Alexandra Enache berichtete auch über die Verfahren zur Identifizierung der Leichen und über die Stimmung von damals:



Von den ersten Opfern vom 17. Dezember, die wir am 18. Dezember untersucht haben, wurden sechs Leichen nicht identifiziert. In den ersten Tagen gab es viele nicht identifizierte Leichen. Aber aufgrund unserer Untersuchungen und unserer Notizen nach dem sogenannten Beschreibungsverfahren konnten die Familien im Dezember, aber auch im Januar 1990 und später die Opfer identifizieren. Unsere Notizen beschrieben Körpermerkmale oder die Kleidung. Viele dieser Opfer wurden nach Bukarest gebracht und eingeäschert.
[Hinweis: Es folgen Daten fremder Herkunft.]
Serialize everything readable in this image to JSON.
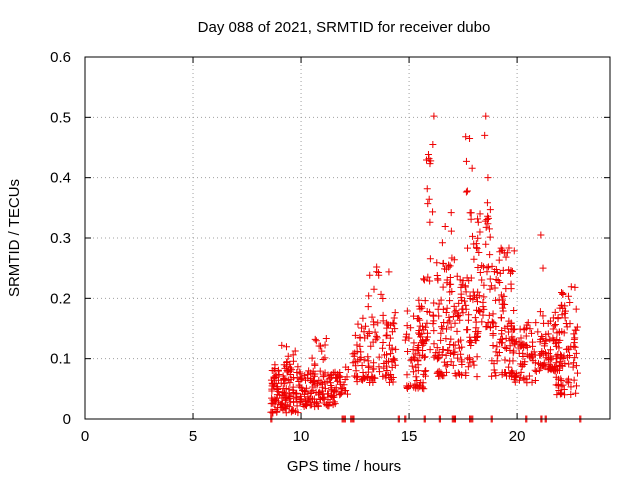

Mit Hilfe der Gerichtsmedizin-Berichte wurden sie dann identifiziert. Die Familien haben die Berichte gelesen und haben mit den Gerichtsmedizinern, die die Obduktionen durchgeführt haben, diskutiert und konnten so ihre Familienangehörige wiedererkennen. Die Ausweise und andere Objekte, die gefunden wurden, wurden von der juristischen Abteilung behalten. Diese haben die Opfer auch fotografiert. Soweit ich wei‎ß, gibt es die Dokumente nicht mehr, sie wurden zusammen mit den Fotos und anderen Dokumenten verbrannt. Unsere Berichte sind die einzigen Dokumente von damals, die noch existieren. Am 18. Dezember haben wir die Dokumente für alle Leichen, die an dem Tag untersucht wurden und sich im Leichenhaus befanden, fertig geschrieben. Man spürte den Druck damals. Wir konnten das Krankenhaus in Timişoara, wo sich das Leichenhaus befand, nur auf einen einzigen bestimmten Weg verlassen. Nachdem wir die Obduktionen beendet hatten und wieder ins Büro gehen wollten, haben uns Polizisten verboten, das Haupttor des Krankenhauses zu benutzen. Wir haben ein Seitentor benutzt.“




Im Januar 1990 wurden die Dokumente, die in der Zeitspanne 16.-18. Dezember 1989 beim Institut für Gerichtsmedizin in Timişoara erstellt wurden, ins Archiv gebracht. Auch die Dokumente betreffend die Leichen, die aus dem Leichenhaus verschwunden waren. Die Toten wurden heimlich nach Bukarest gebracht und eingeäschert. Es war ein letzter Versuch des repressiven Apparats, das Massaker von Zivilisten zu vertuschen. Ein Viertel Jahrhundert später bleiben die Fragen über die genaue Abwicklung der Ereignisse in Timişoara immer noch ohne Antwort.